This summer’s unrelenting drought and recurring heat waves may actually have you looking forward to the cooler fall days and all the fun that comes with autumn in New England. But if apple picking is on your to-do list in the coming months, you’ll likely still be contending with the drought.
So what exactly does the lack of rain mean for this fall’s apple crop?
By August, farmers said, apples have already begun to line the branches at their orchards, on schedule to be harvested throughout September and October. But the extreme heat we’ve experienced this summer means that the apples are at risk of sunburn, which can cause blemishes that render the fruit unmarketable.
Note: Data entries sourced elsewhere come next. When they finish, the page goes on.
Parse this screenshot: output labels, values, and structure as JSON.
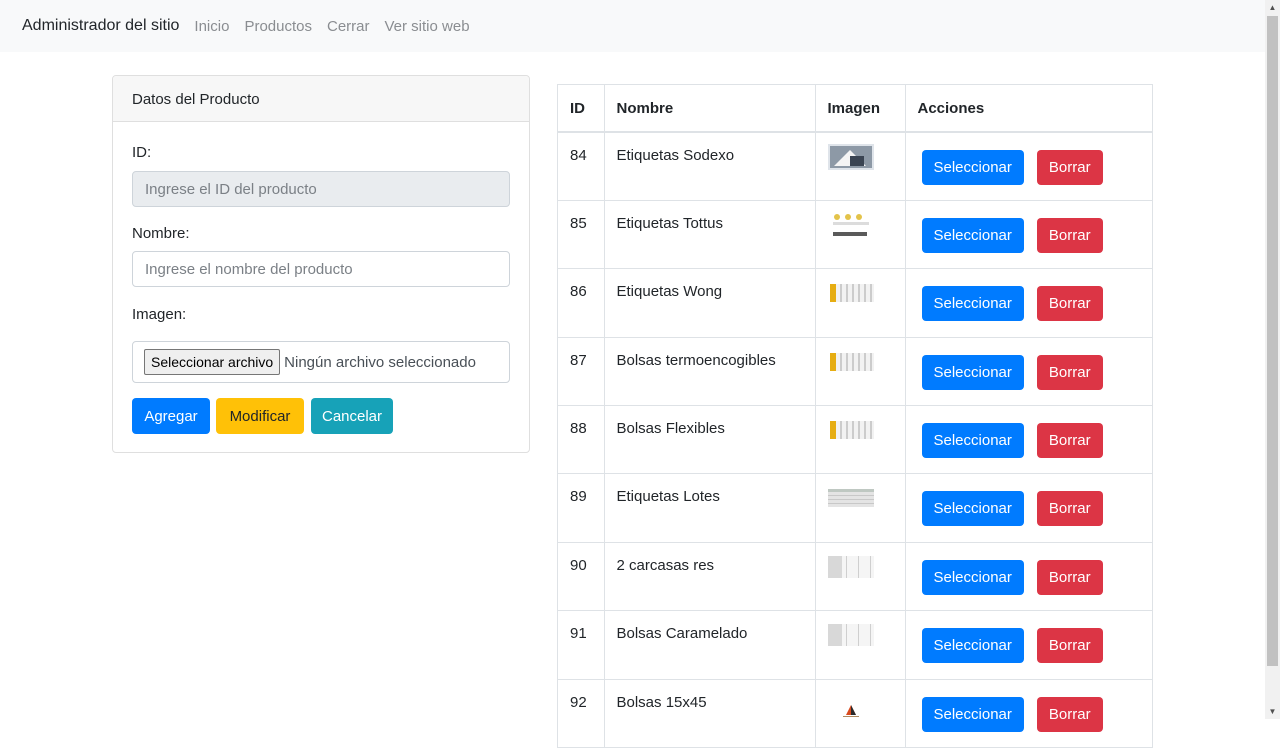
{
  "navbar": {
    "brand": "Administrador del sitio",
    "links": [
      "Inicio",
      "Productos",
      "Cerrar",
      "Ver sitio web"
    ]
  },
  "form": {
    "header": "Datos del Producto",
    "id_label": "ID:",
    "id_placeholder": "Ingrese el ID del producto",
    "name_label": "Nombre:",
    "name_placeholder": "Ingrese el nombre del producto",
    "image_label": "Imagen:",
    "file_button": "Seleccionar archivo",
    "file_status": "Ningún archivo seleccionado",
    "buttons": {
      "add": "Agregar",
      "modify": "Modificar",
      "cancel": "Cancelar"
    }
  },
  "table": {
    "headers": [
      "ID",
      "Nombre",
      "Imagen",
      "Acciones"
    ],
    "select_label": "Seleccionar",
    "delete_label": "Borrar",
    "rows": [
      {
        "id": "84",
        "name": "Etiquetas Sodexo",
        "thumb": "photo-thumb"
      },
      {
        "id": "85",
        "name": "Etiquetas Tottus",
        "thumb": "labels-thumb"
      },
      {
        "id": "86",
        "name": "Etiquetas Wong",
        "thumb": "striped-thumb"
      },
      {
        "id": "87",
        "name": "Bolsas termoencogibles",
        "thumb": "striped-thumb"
      },
      {
        "id": "88",
        "name": "Bolsas Flexibles",
        "thumb": "striped-thumb"
      },
      {
        "id": "89",
        "name": "Etiquetas Lotes",
        "thumb": "sheet-thumb"
      },
      {
        "id": "90",
        "name": "2 carcasas res",
        "thumb": "doc-thumb"
      },
      {
        "id": "91",
        "name": "Bolsas Caramelado",
        "thumb": "doc-thumb"
      },
      {
        "id": "92",
        "name": "Bolsas 15x45",
        "thumb": "logo-thumb"
      }
    ]
  },
  "colors": {
    "primary": "#007bff",
    "warning": "#ffc107",
    "info": "#17a2b8",
    "danger": "#dc3545"
  }
}
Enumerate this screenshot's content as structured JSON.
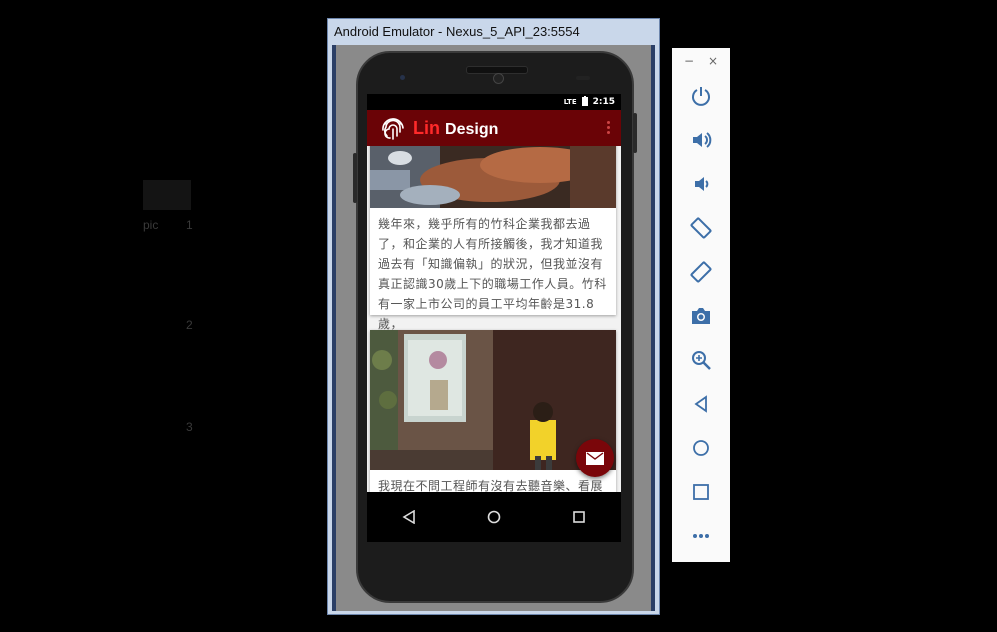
{
  "emulator": {
    "title": "Android Emulator - Nexus_5_API_23:5554"
  },
  "background": {
    "label_1": "pic",
    "label_2": "1",
    "label_3": "2",
    "label_4": "3"
  },
  "status_bar": {
    "time": "2:15",
    "network": "LTE"
  },
  "app_bar": {
    "title_part1": "Lin",
    "title_part2": "Design"
  },
  "cards": [
    {
      "text": "幾年來，幾乎所有的竹科企業我都去過了，和企業的人有所接觸後，我才知道我過去有「知識偏執」的狀況，但我並沒有真正認識30歲上下的職場工作人員。竹科有一家上市公司的員工平均年齡是31.8歲，"
    },
    {
      "text": "我現在不問工程師有沒有去聽音樂、看展"
    }
  ],
  "fab": {
    "icon": "mail-icon"
  },
  "nav": {
    "back": "back-icon",
    "home": "home-icon",
    "recents": "recents-icon"
  },
  "toolbar": {
    "minimize": "−",
    "close": "×",
    "items": [
      "power-icon",
      "volume-up-icon",
      "volume-down-icon",
      "rotate-left-icon",
      "rotate-right-icon",
      "camera-icon",
      "zoom-icon",
      "back-icon",
      "home-icon",
      "overview-icon",
      "more-icon"
    ]
  },
  "colors": {
    "app_bar": "#6a0306",
    "accent_red": "#ff2a2a",
    "fab": "#7a060a"
  }
}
Certain popular varieties, including Honeycrisp apples, are particularly sensitive to the searing heat and the high levels of UV radiation that accompanies it.
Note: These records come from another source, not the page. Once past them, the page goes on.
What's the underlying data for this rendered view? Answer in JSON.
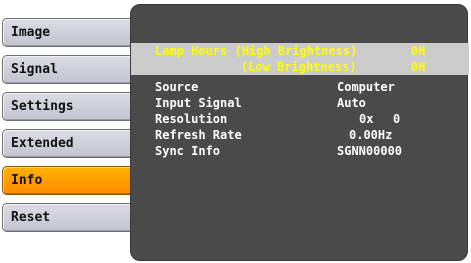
{
  "menu": {
    "items": [
      {
        "label": "Image"
      },
      {
        "label": "Signal"
      },
      {
        "label": "Settings"
      },
      {
        "label": "Extended"
      },
      {
        "label": "Info"
      },
      {
        "label": "Reset"
      }
    ],
    "active_index": 4
  },
  "info": {
    "lamp_hours_label": "Lamp Hours (High Brightness)",
    "lamp_hours_high_value": "0H",
    "low_brightness_label": "(Low Brightness)",
    "lamp_hours_low_value": "0H",
    "source_label": "Source",
    "source_value": "Computer",
    "input_signal_label": "Input Signal",
    "input_signal_value": "Auto",
    "resolution_label": "Resolution",
    "resolution_h": "0x",
    "resolution_v": "0",
    "refresh_rate_label": "Refresh Rate",
    "refresh_rate_value": "0.00Hz",
    "sync_info_label": "Sync Info",
    "sync_info_value": "SGNN00000"
  },
  "colors": {
    "panel_bg": "#4a4a4a",
    "highlight_row": "#cccccc",
    "highlight_text": "#ffff00",
    "active_menu": "#ff9900",
    "menu_bg": "#d0d0dc"
  }
}
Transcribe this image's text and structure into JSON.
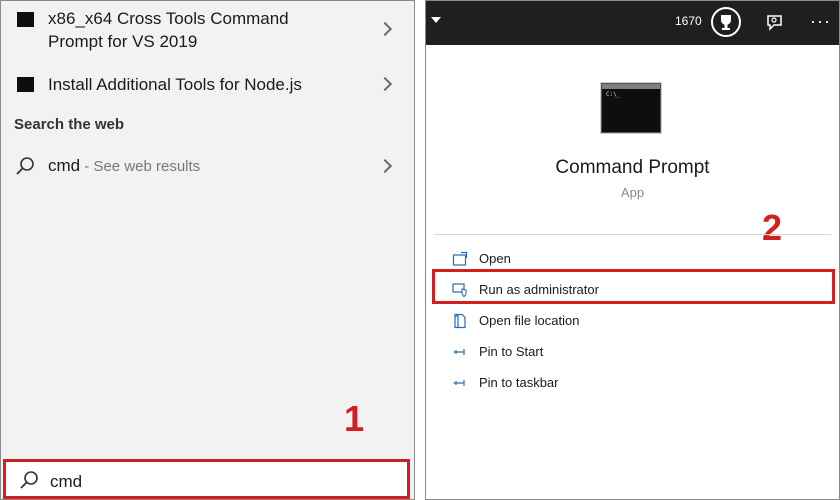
{
  "left_panel": {
    "results": [
      {
        "line1": "x86_x64 Cross Tools Command",
        "line2": "Prompt for VS 2019"
      },
      {
        "line1": "Install Additional Tools for Node.js",
        "line2": ""
      }
    ],
    "section_title": "Search the web",
    "web_result": {
      "query": "cmd",
      "suffix": " - See web results"
    },
    "search_input_value": "cmd",
    "step_marker": "1"
  },
  "right_panel": {
    "points": "1670",
    "app_name": "Command Prompt",
    "app_type": "App",
    "step_marker": "2",
    "actions": [
      {
        "label": "Open",
        "icon": "open-icon"
      },
      {
        "label": "Run as administrator",
        "icon": "shield-admin-icon"
      },
      {
        "label": "Open file location",
        "icon": "file-location-icon"
      },
      {
        "label": "Pin to Start",
        "icon": "pin-icon"
      },
      {
        "label": "Pin to taskbar",
        "icon": "pin-icon"
      }
    ]
  },
  "colors": {
    "highlight": "#d0201f",
    "topbar": "#1f1f1f",
    "panel_bg": "#f2f2f2",
    "icon_blue": "#2b6cb0"
  }
}
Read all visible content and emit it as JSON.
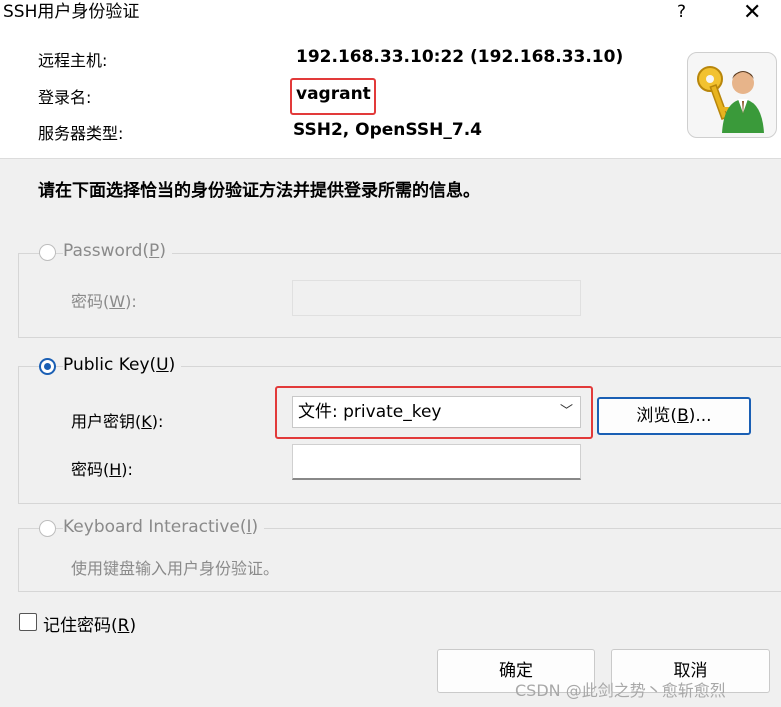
{
  "window": {
    "title": "SSH用户身份验证",
    "help_label": "?",
    "close_label": "✕"
  },
  "info": {
    "host_label": "远程主机:",
    "host_value": "192.168.33.10:22 (192.168.33.10)",
    "login_label": "登录名:",
    "login_value": "vagrant",
    "server_label": "服务器类型:",
    "server_value": "SSH2, OpenSSH_7.4"
  },
  "instruction": "请在下面选择恰当的身份验证方法并提供登录所需的信息。",
  "password_group": {
    "radio_text": "Password(",
    "radio_key": "P",
    "radio_end": ")",
    "field_text": "密码(",
    "field_key": "W",
    "field_end": "):"
  },
  "pubkey_group": {
    "radio_text": "Public Key(",
    "radio_key": "U",
    "radio_end": ")",
    "key_label_text": "用户密钥(",
    "key_label_key": "K",
    "key_label_end": "):",
    "key_value": "文件: private_key",
    "browse_text": "浏览(",
    "browse_key": "B",
    "browse_end": ")...",
    "pass_label_text": "密码(",
    "pass_label_key": "H",
    "pass_label_end": "):",
    "pass_value": ""
  },
  "keyboard_group": {
    "radio_text": "Keyboard Interactive(",
    "radio_key": "I",
    "radio_end": ")",
    "description": "使用键盘输入用户身份验证。"
  },
  "remember": {
    "text": "记住密码(",
    "key": "R",
    "end": ")",
    "checked": false
  },
  "buttons": {
    "ok": "确定",
    "cancel": "取消"
  },
  "watermark": "CSDN @此剑之势丶愈斩愈烈",
  "colors": {
    "accent": "#1a5fb4",
    "highlight": "#e23a3a"
  }
}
“You’ve got to have good quality,” said Mark Tuttle, the president of Breezelands Orchards in Warren, meaning a big, juicy fruit with no blemishes. “If you have nice big apples and lots of them, we do better.”
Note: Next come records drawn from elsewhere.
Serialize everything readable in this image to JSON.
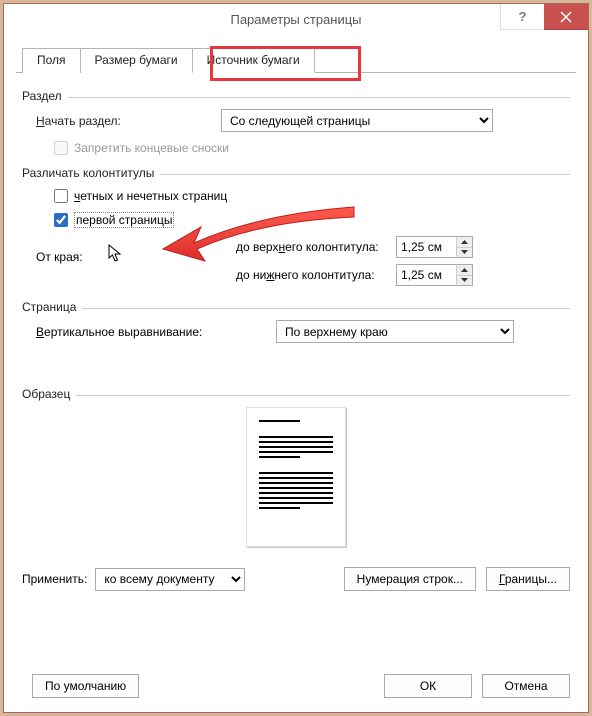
{
  "window": {
    "title": "Параметры страницы"
  },
  "tabs": {
    "fields": "Поля",
    "size": "Размер бумаги",
    "source": "Источник бумаги"
  },
  "section": {
    "group": "Раздел",
    "start_label_pre": "Н",
    "start_label_post": "ачать раздел:",
    "start_value": "Со следующей страницы",
    "suppress": "Запретить концевые сноски"
  },
  "headers": {
    "group": "Различать колонтитулы",
    "odd_even_pre": "ч",
    "odd_even_post": "етных и нечетных страниц",
    "first_page": "первой страницы",
    "from_edge": "От края:",
    "header_pre": "до верх",
    "header_u": "н",
    "header_post": "его колонтитула:",
    "footer_pre": "до ни",
    "footer_u": "ж",
    "footer_post": "него колонтитула:",
    "header_val": "1,25 см",
    "footer_val": "1,25 см"
  },
  "page": {
    "group": "Страница",
    "valign_pre": "В",
    "valign_post": "ертикальное выравнивание:",
    "valign_value": "По верхнему краю"
  },
  "preview": {
    "group": "Образец"
  },
  "apply": {
    "label": "Применить:",
    "value": "ко всему документу",
    "line_numbers": "Нумерация строк...",
    "borders_pre": "Г",
    "borders_post": "раницы..."
  },
  "footer": {
    "default": "По умолчанию",
    "ok": "ОК",
    "cancel": "Отмена"
  }
}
There are sprays and other sun protectants that farmers can use to protect their crops, Tuttle said. But he noted that sun damage is a new problem for many New England apple farmers.
The drought also means that this year’s apples will be significantly smaller than last year’s apples, which were grown during a much wetter season. (Last summer had the wettest July ever recorded in Massachusetts.)
“This year there’s going to be a lot of smaller apples, so things are going to be adversely affected,” Tuttle said. When the end of the season rolls around, he added, “I don’t think the money is going to materialize.”
Though some farmers are being hit hard, the extent to which the drought will affect crops varies from one farm to the next, said Clarkdale Fruit Farms owner Ben Clark, who also serves as the president of the Massachusetts Fruit Growers Association. Farms that get their water from the Connecticut River tend to be less affected than farms that use well or surface water. And pick-your-own farms, which tend to be concentrated in the more densely-populated eastern Massachusetts will likely have an easier time than commercial wholesale orchards.
Despite the weather conditions this summer, “people have decent crops,” Clark said. “[They’re] maybe a little smaller than last year when we had all the rain, but overall the fruit is still going to be good.”
In some cases, he said, the heat can actually make fruit sweeter. Particularly for softer crops like peaches and strawberries, “the flavor is wonderful because the sugars are concentrated with the lack of rain,” Clark said. “So that is the one benefit of a drought.”
As the impact of climate change becomes rapidly more apparent, Clark said, it’s all the more important that farmers learn to adapt to weather patterns that are not only more extreme, but more unpredictable.
“This is the driest, hottest [summer] that we’ve had both in my and my father’s memory,” Clark said. “Six years ago, we had a pretty good drought — not quite as hot or as long as this — and of course, last year was one of the wettest years. So as farmers, we’re definitely aware of climate change and the impacts of it on farms and we’re really trying to do what we can to become resilient.”
The good news is … there will be apples. And they’ll arrive right on schedule this fall. So be sure to go get some like you normally would, even if they are smaller this year.
“That’s what I tell everybody: Come buy some apples, buy some peaches or buy some cider, you know, just support us,” Tuttle said. “Come and stop at a farm stand and get local fruit. Eat local, buy local. It’s very important.”